I'm not a TL specialist, and it's obvious there aren't any who visit here regularly because it's really a niche 'market'. However, QS-9000 is very keen on Disaster Recovery so I'll give this a shot.
First one must remember that most companies can only go so far in disaster recovery - plans for or not. If I have a shop that makes wire harnesses and I employ 150 people I may (for example) have a contingency plan for one of my suppliers folding. But how far can and should I go? I may have alturnate suppliers in mind but if I'm not going to place an order with 'alturnate' suppliers I can't ensure they will even take on extra business. Heck - they may be wiped out in the disaster which wiped me out.
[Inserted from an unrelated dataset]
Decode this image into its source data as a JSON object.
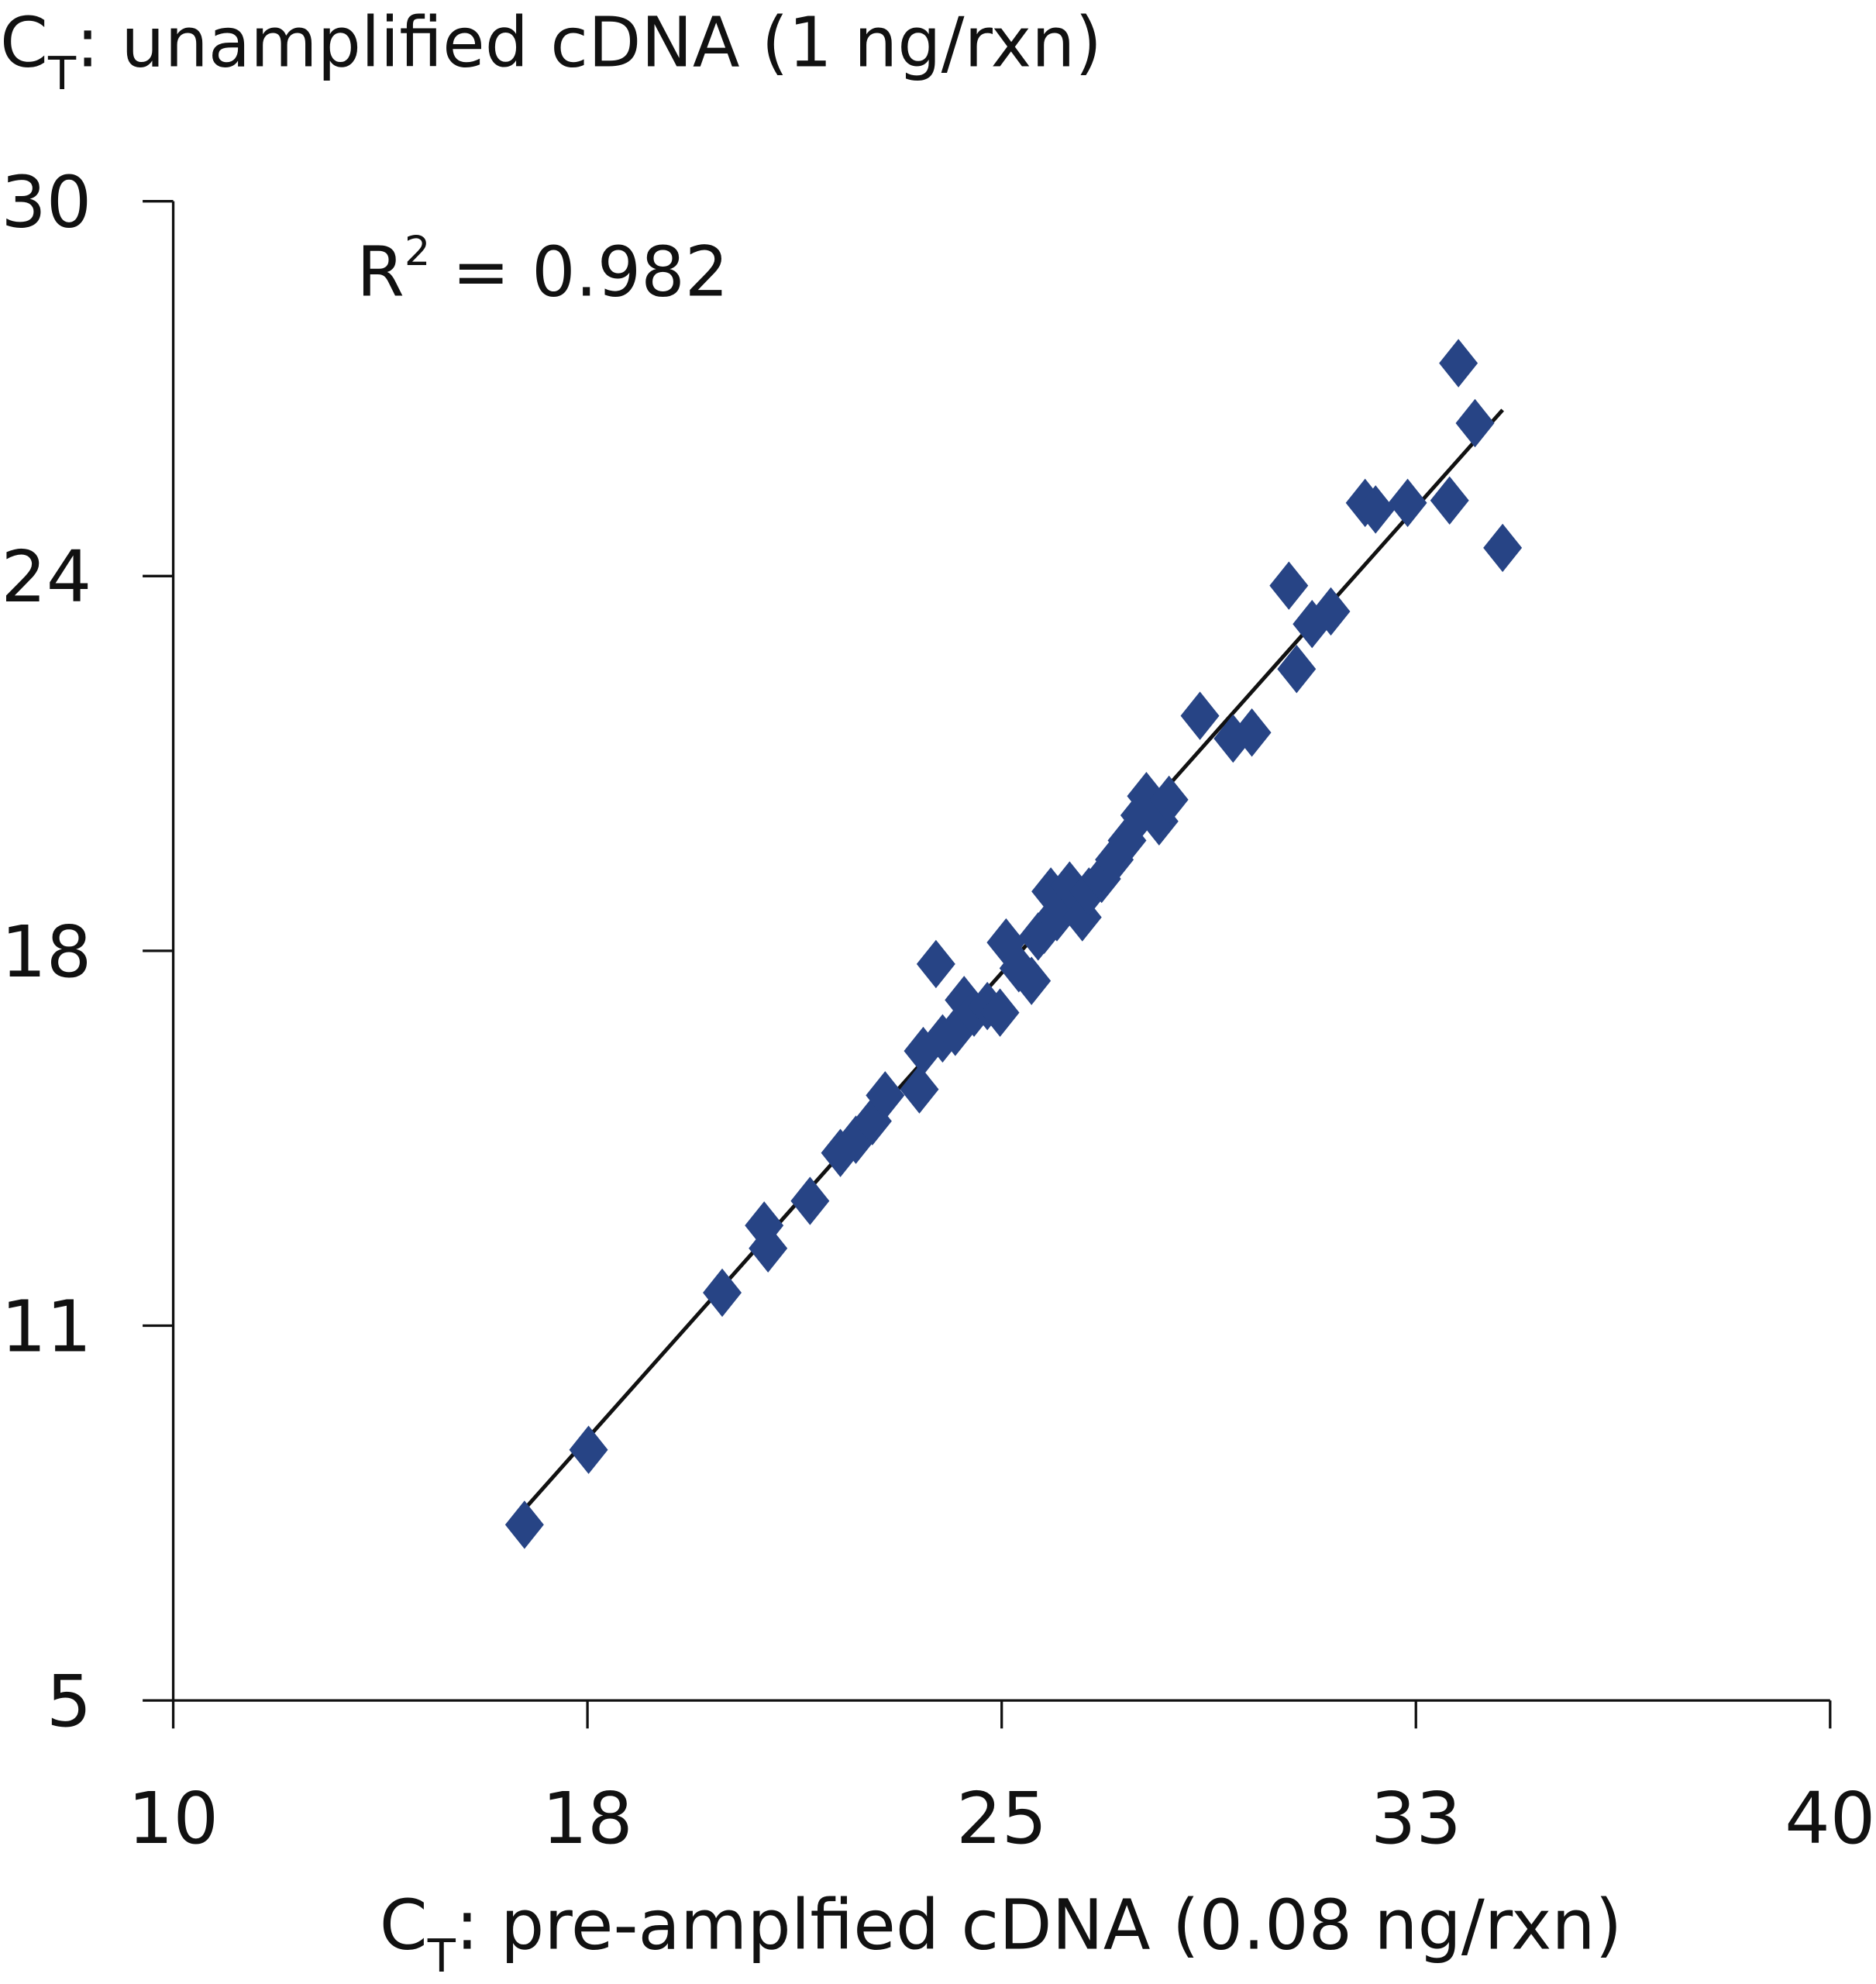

The first thing I do is list possible disasters and 'suppose' what I can do in each case with respect to reality. For example, if my plant is destroyed completely in an earthquake or tornado I cannot have a plant set up somewhere else ready and waiting to take over production (remember I'm a small supplier).
So - take the list and address each issue with your intention or actual plan. Some can be real - for example I can have a data backup in San Diego while my plant is in Toledo. I did some work for an insurance company which had 3 geologically distant locations and data redundancy at each. They could sustain a loss of one entire facility (and theoretically 2) and still maintain their business without interruption. They didn't have manufacturing equipment, however so it was really a no brainer.
I can understand your comment about smoke and mirrors but the reality is there is no company which can really have in place a contingency plan for every possible disaster. You listed:
-Suppliers (what backup plans were in place)
-Materials
-ERP System (IT Disaster Recovery)
-Manufacturing ability (in other words if site A disappeared, could site B continue operations and deliver to customers)
I don't see a problem with the first 3 but the 4th would be (to many companies) impossibly expensive unless you're a quite big company. For many companies there simply is no 'Site B'.
I think what I'm saying is 7.1.C.3 gives some leeway to a company to address reality with respect to them. One could go so far as to say by ensuring a print exists and is protected against loss they can "...recreate and service the product throughout its life cycle...".
So - in my example company I make my list and lay out contigency plans for what I can 'control'. I suggest you take a read through
http://Elsmar.com/Forums/showthread.php?t=238 which is a consolidation of several threads from the 'old' forums on contingency plans with respect to QS-9000 for some thoughts.
You end up stating: "...Without having the actual 'methods' in place, it seems to expose the company to quite a bit of liability..." For what a company can realistically control I agree and 7.1.C.3 does not give a company an out as I read it. What 7.1.C.3 does not do is define how or what. If you would like to discuss this in more detail, I'll be happy to 'chat' here.
From what I can tell is you are saying that the company you are dealing with does not want to have defined plans. Is that correct?